Der Revision wird teilweise Folge gegeben.

Das angefochtene Urteil wird unter Aufrechterhaltung des Kostenausspruches dahin abgeändert, daß es in der Hauptsache zu lauten hat:

'Die beklagte Partei ist schuldig, der klagenden Partei den Betrag von S 25.154,40 samt 4 % Zinsen seit 3.9.1982 zu bezahlen. Das (weitere) Mehrbegehren, die beklagte Partei sei schuldig, der klagenden Partei S 37.416,30 samt 4 % Zinsen seit 3.9.1982 zu bezahlen, wird abgewiesen.'

Die beklagte Partei ist schuldig, der klagenden Partei die mit S 2.069,75 bestimmten Kosten des Revisionsverfahrens (darin enthalten S 257,25 Umsatzsteuer und S 240,-- Barauslagen) binnen 14 Tagen zu ersetzen.

Text

Entscheidungsgründe:

Die Klägerin war vom 12.5.1980 bis 28.2.1982 im Strickwarengeschäft des Beklagten beschäftigt. Sie begehrte S 43.618,21 als Gehaltsdifferenz wegen unrichtiger Einstufung nach dem Kollektivvertrag der Handelsangestellten, S 52.078,17 für nicht bezahlte überstunden und S 14.128,28 als Differenz bei den überstunden zufolge falscher Einstufung, zusammen daher S 109.824,66 brutto sA.

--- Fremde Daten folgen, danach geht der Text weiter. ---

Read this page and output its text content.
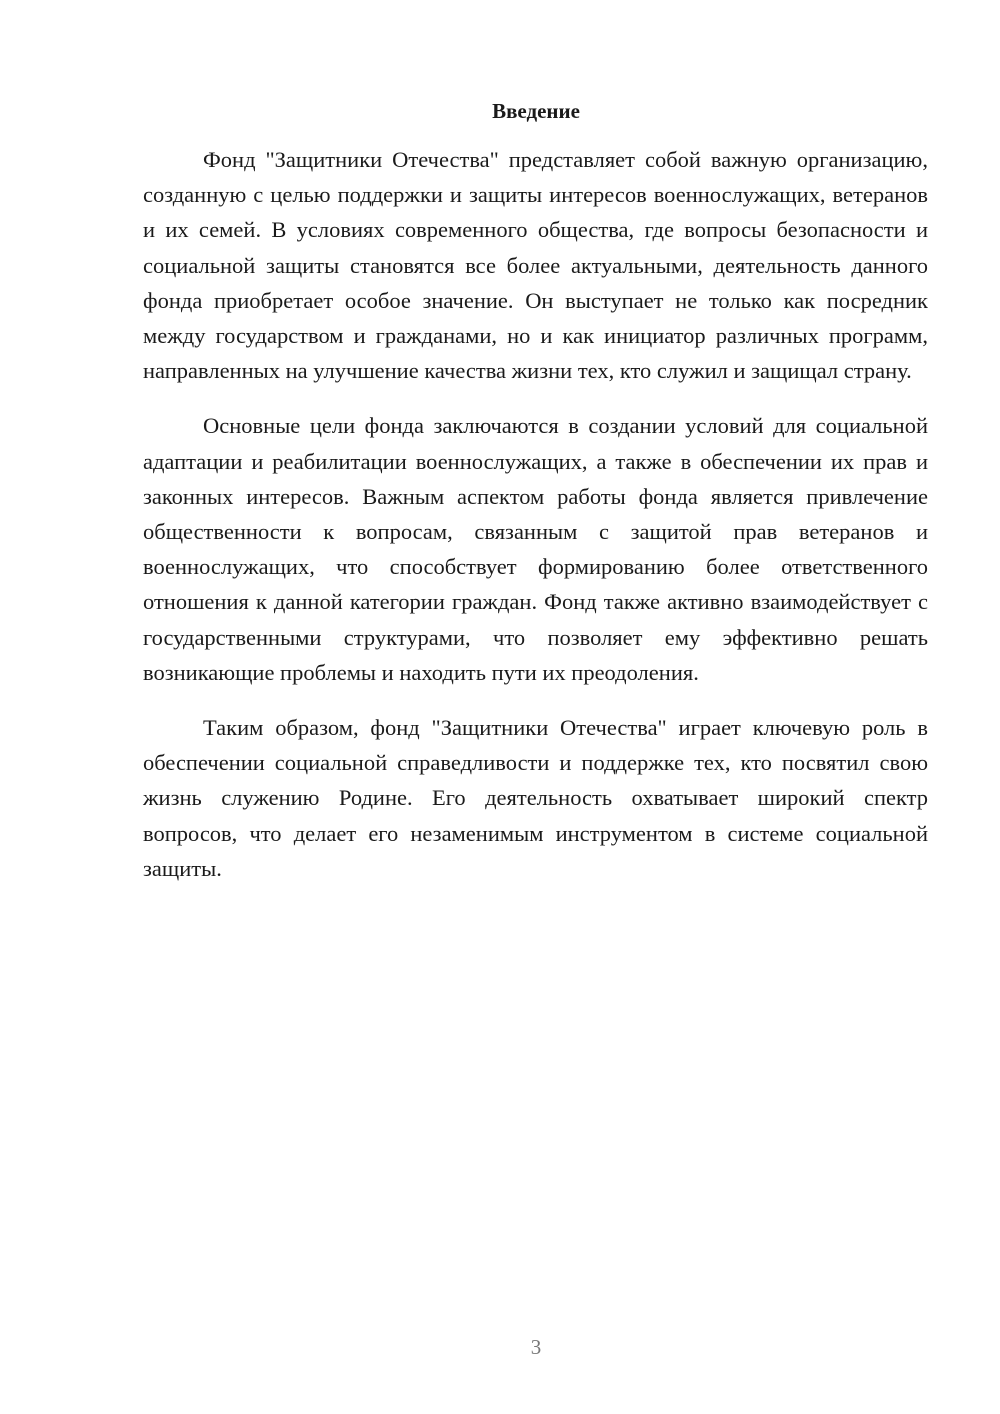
Введение

Фонд "Защитники Отечества" представляет собой важную организацию, созданную с целью поддержки и защиты интересов военнослужащих, ветеранов и их семей. В условиях современного общества, где вопросы безопасности и социальной защиты становятся все более актуальными, деятельность данного фонда приобретает особое значение. Он выступает не только как посредник между государством и гражданами, но и как инициатор различных программ, направленных на улучшение качества жизни тех, кто служил и защищал страну.

Основные цели фонда заключаются в создании условий для социальной адаптации и реабилитации военнослужащих, а также в обеспечении их прав и законных интересов. Важным аспектом работы фонда является привлечение общественности к вопросам, связанным с защитой прав ветеранов и военнослужащих, что способствует формированию более ответственного отношения к данной категории граждан. Фонд также активно взаимодействует с государственными структурами, что позволяет ему эффективно решать возникающие проблемы и находить пути их преодоления.

Таким образом, фонд "Защитники Отечества" играет ключевую роль в обеспечении социальной справедливости и поддержке тех, кто посвятил свою жизнь служению Родине. Его деятельность охватывает широкий спектр вопросов, что делает его незаменимым инструментом в системе социальной защиты.

3
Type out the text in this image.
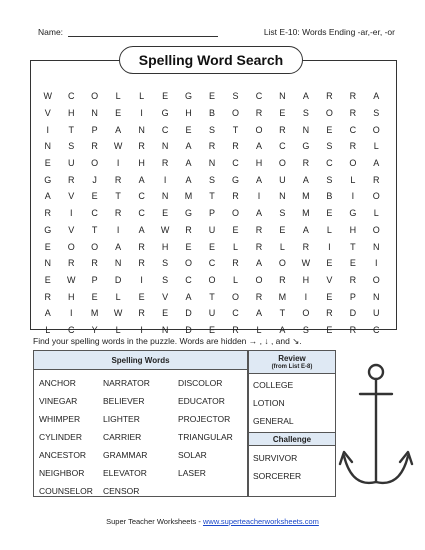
Name:	List E-10: Words Ending -ar,-er, -or
Spelling Word Search
W	C	O	L	L	E	G	E	S	C	N	A	R	R	A
V	H	N	E	I	G	H	B	O	R	E	S	O	R	S
I	T	P	A	N	C	E	S	T	O	R	N	E	C	O
N	S	R	W	R	N	A	R	R	A	C	G	S	R	L
E	U	O	I	H	R	A	N	C	H	O	R	C	O	A
G	R	J	R	A	I	A	S	G	A	U	A	S	L	R
A	V	E	T	C	N	M	T	R	I	N	M	B	I	O
R	I	C	R	C	E	G	P	O	A	S	M	E	G	L
G	V	T	I	A	W	R	U	E	R	E	A	L	H	O
E	O	O	A	R	H	E	E	L	R	L	R	I	T	N
N	R	R	N	R	S	O	C	R	A	O	W	E	E	I
E	W	P	D	I	S	C	O	L	O	R	H	V	R	O
R	H	E	L	E	V	A	T	O	R	M	I	E	P	N
A	I	M	W	R	E	D	U	C	A	T	O	R	D	U
L	C	Y	L	I	N	D	E	R	L	A	S	E	R	C
Find your spelling words in the puzzle. Words are hidden → , ↓ , and ↘.
Spelling Words
ANCHOR	NARRATOR	DISCOLOR
VINEGAR	BELIEVER	EDUCATOR
WHIMPER	LIGHTER	PROJECTOR
CYLINDER	CARRIER	TRIANGULAR
ANCESTOR	GRAMMAR	SOLAR
NEIGHBOR	ELEVATOR	LASER
COUNSELOR	CENSOR
Review
(from List E-8)
COLLEGE
LOTION
GENERAL
Challenge
SURVIVOR
SORCERER
Super Teacher Worksheets - www.superteacherworksheets.com
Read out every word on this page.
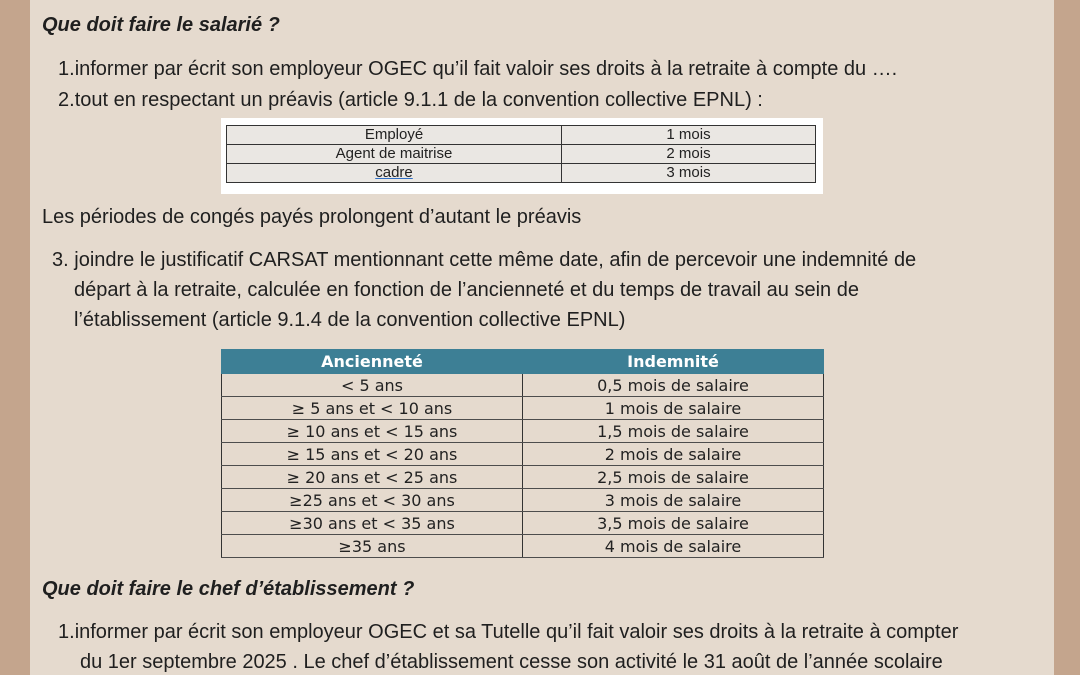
Que doit faire le salarié ?

1.informer par écrit son employeur OGEC qu’il fait valoir ses droits à la retraite à compte du ….

2.tout en respectant un préavis (article 9.1.1 de la convention collective EPNL) :

Employé	1 mois
Agent de maitrise	2 mois
cadre	3 mois

Les périodes de congés payés prolongent d’autant le préavis

3. joindre le justificatif CARSAT mentionnant cette même date, afin de percevoir une indemnité de

départ à la retraite, calculée en fonction de l’ancienneté et du temps de travail au sein de

l’établissement (article 9.1.4 de la convention collective EPNL)

Ancienneté	Indemnité
< 5 ans	0,5 mois de salaire
≥ 5 ans et < 10 ans	1 mois de salaire
≥ 10 ans et < 15 ans	1,5 mois de salaire
≥ 15 ans et < 20 ans	2 mois de salaire
≥ 20 ans et < 25 ans	2,5 mois de salaire
≥25 ans et < 30 ans	3 mois de salaire
≥30 ans et < 35 ans	3,5 mois de salaire
≥35 ans	4 mois de salaire
Que doit faire le chef d’établissement ?

1.informer par écrit son employeur OGEC et sa Tutelle qu’il fait valoir ses droits à la retraite à compter

du 1er septembre 2025 . Le chef d’établissement cesse son activité le 31 août de l’année scolaire
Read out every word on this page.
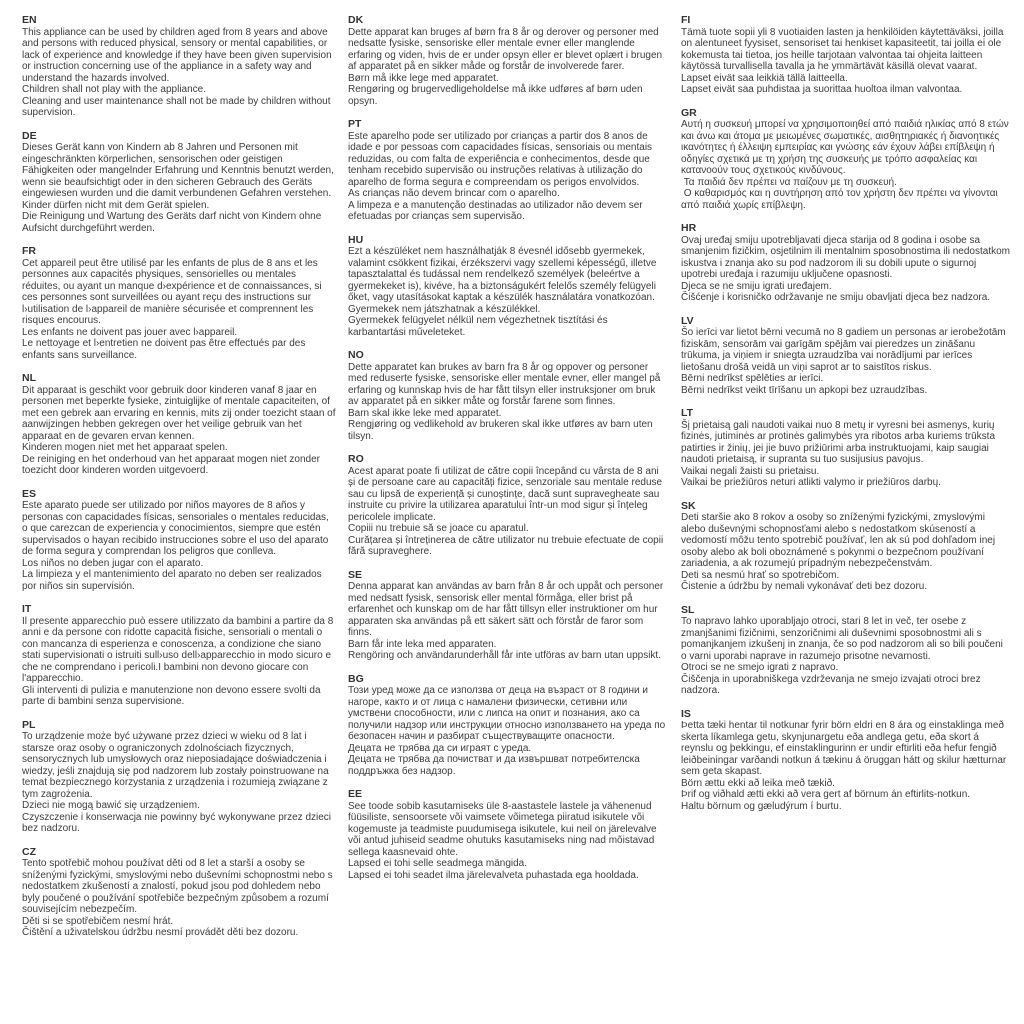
EN
This appliance can be used by children aged from 8 years and above and persons with reduced physical, sensory or mental capabilities, or lack of experience and knowledge if they have been given supervision or instruction concerning use of the appliance in a safety way and understand the hazards involved.
Children shall not play with the appliance.
Cleaning and user maintenance shall not be made by children without supervision.
DE
Dieses Gerät kann von Kindern ab 8 Jahren und Personen mit eingeschränkten körperlichen, sensorischen oder geistigen Fähigkeiten oder mangelnder Erfahrung und Kenntnis benutzt werden, wenn sie beaufsichtigt oder in den sicheren Gebrauch des Geräts eingewiesen wurden und die damit verbundenen Gefahren verstehen.
Kinder dürfen nicht mit dem Gerät spielen.
Die Reinigung und Wartung des Geräts darf nicht von Kindern ohne Aufsicht durchgeführt werden.
FR
Cet appareil peut être utilisé par les enfants de plus de 8 ans et les personnes aux capacités physiques, sensorielles ou mentales réduites, ou ayant un manque d›expérience et de connaissances, si ces personnes sont surveillées ou ayant reçu des instructions sur l›utilisation de l›appareil de manière sécurisée et comprennent les risques encourus.
Les enfants ne doivent pas jouer avec l›appareil.
Le nettoyage et l›entretien ne doivent pas être effectués par des enfants sans surveillance.
NL
Dit apparaat is geschikt voor gebruik door kinderen vanaf 8 jaar en personen met beperkte fysieke, zintuiglijke of mentale capaciteiten, of met een gebrek aan ervaring en kennis, mits zij onder toezicht staan of aanwijzingen hebben gekregen over het veilige gebruik van het apparaat en de gevaren ervan kennen.
Kinderen mogen niet met het apparaat spelen.
De reiniging en het onderhoud van het apparaat mogen niet zonder toezicht door kinderen worden uitgevoerd.
ES
Este aparato puede ser utilizado por niños mayores de 8 años y personas con capacidades físicas, sensoriales o mentales reducidas, o que carezcan de experiencia y conocimientos, siempre que estén supervisados o hayan recibido instrucciones sobre el uso del aparato de forma segura y comprendan los peligros que conlleva.
Los niños no deben jugar con el aparato.
La limpieza y el mantenimiento del aparato no deben ser realizados por niños sin supervisión.
IT
Il presente apparecchio può essere utilizzato da bambini a partire da 8 anni e da persone con ridotte capacità fisiche, sensoriali o mentali o con mancanza di esperienza e conoscenza, a condizione che siano stati supervisionati o istruiti sull›uso dell›apparecchio in modo sicuro e che ne comprendano i pericoli.I bambini non devono giocare con l'apparecchio.
Gli interventi di pulizia e manutenzione non devono essere svolti da parte di bambini senza supervisione.
PL
To urządzenie może być używane przez dzieci w wieku od 8 lat i starsze oraz osoby o ograniczonych zdolnościach fizycznych, sensorycznych lub umysłowych oraz nieposiadające doświadczenia i wiedzy, jeśli znajdują się pod nadzorem lub zostały poinstruowane na temat bezpiecznego korzystania z urządzenia i rozumieją związane z tym zagrożenia.
Dzieci nie mogą bawić się urządzeniem.
Czyszczenie i konserwacja nie powinny być wykonywane przez dzieci bez nadzoru.
CZ
Tento spotřebič mohou používat děti od 8 let a starší a osoby se sníženými fyzickými, smyslovými nebo duševními schopnostmi nebo s nedostatkem zkušeností a znalostí, pokud jsou pod dohledem nebo byly poučené o používání spotřebiče bezpečným způsobem a rozumí souvisejícím nebezpečím.
Děti si se spotřebičem nesmí hrát.
Čištění a uživatelskou údržbu nesmí provádět děti bez dozoru.
DK
Dette apparat kan bruges af børn fra 8 år og derover og personer med nedsatte fysiske, sensoriske eller mentale evner eller manglende erfaring og viden, hvis de er under opsyn eller er blevet oplært i brugen af apparatet på en sikker måde og forstår de involverede farer.
Børn må ikke lege med apparatet.
Rengøring og brugervedligeholdelse må ikke udføres af børn uden opsyn.
PT
Este aparelho pode ser utilizado por crianças a partir dos 8 anos de idade e por pessoas com capacidades físicas, sensoriais ou mentais reduzidas, ou com falta de experiência e conhecimentos, desde que tenham recebido supervisão ou instruções relativas à utilização do aparelho de forma segura e compreendam os perigos envolvidos.
As crianças não devem brincar com o aparelho.
A limpeza e a manutenção destinadas ao utilizador não devem ser efetuadas por crianças sem supervisão.
HU
Ezt a készüléket nem használhatják 8 évesnél idősebb gyermekek, valamint csökkent fizikai, érzékszervi vagy szellemi képességű, illetve tapasztalattal és tudással nem rendelkező személyek (beleértve a gyermekeket is), kivéve, ha a biztonságukért felelős személy felügyeli őket, vagy utasításokat kaptak a készülék használatára vonatkozóan.
Gyermekek nem játszhatnak a készülékkel.
Gyermekek felügyelet nélkül nem végezhetnek tisztítási és karbantartási műveleteket.
NO
Dette apparatet kan brukes av barn fra 8 år og oppover og personer med reduserte fysiske, sensoriske eller mentale evner, eller mangel på erfaring og kunnskap hvis de har fått tilsyn eller instruksjoner om bruk av apparatet på en sikker måte og forstår farene som finnes.
Barn skal ikke leke med apparatet.
Rengjøring og vedlikehold av brukeren skal ikke utføres av barn uten tilsyn.
RO
Acest aparat poate fi utilizat de către copii începând cu vârsta de 8 ani și de persoane care au capacități fizice, senzoriale sau mentale reduse sau cu lipsă de experiență și cunoștințe, dacă sunt supravegheate sau instruite cu privire la utilizarea aparatului într-un mod sigur și înțeleg pericolele implicate.
Copiii nu trebuie să se joace cu aparatul.
Curățarea și întreținerea de către utilizator nu trebuie efectuate de copii fără supraveghere.
SE
Denna apparat kan användas av barn från 8 år och uppåt och personer med nedsatt fysisk, sensorisk eller mental förmåga, eller brist på erfarenhet och kunskap om de har fått tillsyn eller instruktioner om hur apparaten ska användas på ett säkert sätt och förstår de faror som finns.
Barn får inte leka med apparaten.
Rengöring och användarunderhåll får inte utföras av barn utan uppsikt.
BG
Този уред може да се използва от деца на възраст от 8 години и нагоре, както и от лица с намалени физически, сетивни или умствени способности, или с липса на опит и познания, ако са получили надзор или инструкции относно използването на уреда по безопасен начин и разбират съществуващите опасности.
Децата не трябва да си играят с уреда.
Децата не трябва да почистват и да извършват потребителска поддръжка без надзор.
EE
See toode sobib kasutamiseks üle 8-aastastele lastele ja vähenenud füüsiliste, sensoorsete või vaimsete võimetega piiratud isikutele või kogemuste ja teadmiste puudumisega isikutele, kui neil on järelevalve või antud juhiseid seadme ohutuks kasutamiseks ning nad mõistavad sellega kaasnevaid ohte.
Lapsed ei tohi selle seadmega mängida.
Lapsed ei tohi seadet ilma järelevalveta puhastada ega hooldada.
FI
Tämä tuote sopii yli 8 vuotiaiden lasten ja henkilöiden käytettäväksi, joilla on alentuneet fyysiset, sensoriset tai henkiset kapasiteetit, tai joilla ei ole kokemusta tai tietoa, jos heille tarjotaan valvontaa tai ohjeita laitteen käytössä turvallisella tavalla ja he ymmärtävät käsillä olevat vaarat.
Lapset eivät saa leikkiä tällä laitteella.
Lapset eivät saa puhdistaa ja suorittaa huoltoa ilman valvontaa.
GR
Αυτή η συσκευή μπορεί να χρησιμοποιηθεί από παιδιά ηλικίας από 8 ετών και άνω και άτομα με μειωμένες σωματικές, αισθητηριακές ή διανοητικές ικανότητες ή έλλειψη εμπειρίας και γνώσης εάν έχουν λάβει επίβλεψη ή οδηγίες σχετικά με τη χρήση της συσκευής με τρόπο ασφαλείας και κατανοούν τους σχετικούς κινδύνους.
Τα παιδιά δεν πρέπει να παίζουν με τη συσκευή.
Ο καθαρισμός και η συντήρηση από τον χρήστη δεν πρέπει να γίνονται από παιδιά χωρίς επίβλεψη.
HR
Ovaj uređaj smiju upotrebljavati djeca starija od 8 godina i osobe sa smanjenim fizičkim, osjetilnim ili mentalnim sposobnostima ili nedostatkom iskustva i znanja ako su pod nadzorom ili su dobili upute o sigurnoj upotrebi uređaja i razumiju uključene opasnosti.
Djeca se ne smiju igrati uređajem.
Čišćenje i korisničko održavanje ne smiju obavljati djeca bez nadzora.
LV
Šo ierīci var lietot bērni vecumā no 8 gadiem un personas ar ierobežotām fiziskām, sensorām vai garīgām spējām vai pieredzes un zināšanu trūkuma, ja viņiem ir sniegta uzraudzība vai norādījumi par ierīces lietošanu drošā veidā un viņi saprot ar to saistītos riskus.
Bērni nedrīkst spēlēties ar ierīci.
Bērni nedrīkst veikt tīrīšanu un apkopi bez uzraudzības.
LT
Šį prietaisą gali naudoti vaikai nuo 8 metų ir vyresni bei asmenys, kurių fizinės, jutiminės ar protinės galimybės yra ribotos arba kuriems trūksta patirties ir žinių, jei jie buvo prižiūrimi arba instruktuojami, kaip saugiai naudoti prietaisą, ir supranta su tuo susijusius pavojus.
Vaikai negali žaisti su prietaisu.
Vaikai be priežiūros neturi atlikti valymo ir priežiūros darbų.
SK
Deti staršie ako 8 rokov a osoby so zníženými fyzickými, zmyslovými alebo duševnými schopnosťami alebo s nedostatkom skúseností a vedomostí môžu tento spotrebič používať, len ak sú pod dohľadom inej osoby alebo ak boli oboznámené s pokynmi o bezpečnom používaní zariadenia, a ak rozumejú prípadným nebezpečenstvám.
Deti sa nesmú hrať so spotrebičom.
Čistenie a údržbu by nemali vykonávať deti bez dozoru.
SL
To napravo lahko uporabljajo otroci, stari 8 let in več, ter osebe z zmanjšanimi fizičnimi, senzoričnimi ali duševnimi sposobnostmi ali s pomanjkanjem izkušenj in znanja, če so pod nadzorom ali so bili poučeni o varni uporabi naprave in razumejo prisotne nevarnosti.
Otroci se ne smejo igrati z napravo.
Čiščenja in uporabniškega vzdrževanja ne smejo izvajati otroci brez nadzora.
IS
Þetta tæki hentar til notkunar fyrir börn eldri en 8 ára og einstaklinga með skerta líkamlega getu, skynjunargetu eða andlega getu, eða skort á reynslu og þekkingu, ef einstaklingurinn er undir eftirliti eða hefur fengið leiðbeiningar varðandi notkun á tækinu á öruggan hátt og skilur hætturnar sem geta skapast.
Börn ættu ekki að leika með tækið.
Þrif og viðhald ætti ekki að vera gert af börnum án eftirlits-notkun.
Haltu börnum og gæludýrum í burtu.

Gegenstand des Revisionsverfahrens ist nur noch der Zuspruch von S 28.244,90 sA an die Klägerin durch das Berufungsgericht für im Geschäft der Beklagten geleistete überstunden. Im Revisionsverfahren ist nur die Zahl der geleisteten überstunden und die Frage strittig, ob diese nach den Bestimmungen des Punktes VII. des Kollektivvertrages der Handelsangestellten wegen nicht rechtzeitiger Geltendmachung verfallen sind. Bezüglich der Höhe der überstundenentlohnung unter Zugrundelegung der vom Berufungsgericht festgestellten Zahl der überstunden wurde hingegen die vom Beklagten in der Revision angestellte Berechnung, wonach der Entgeltanspruch nur S 25.154,40 betragen würde, von der Klägerin in der Revisionsbeantwortung (offenbar irrtümlich mit S 25.254,40) außer Streit gestellt.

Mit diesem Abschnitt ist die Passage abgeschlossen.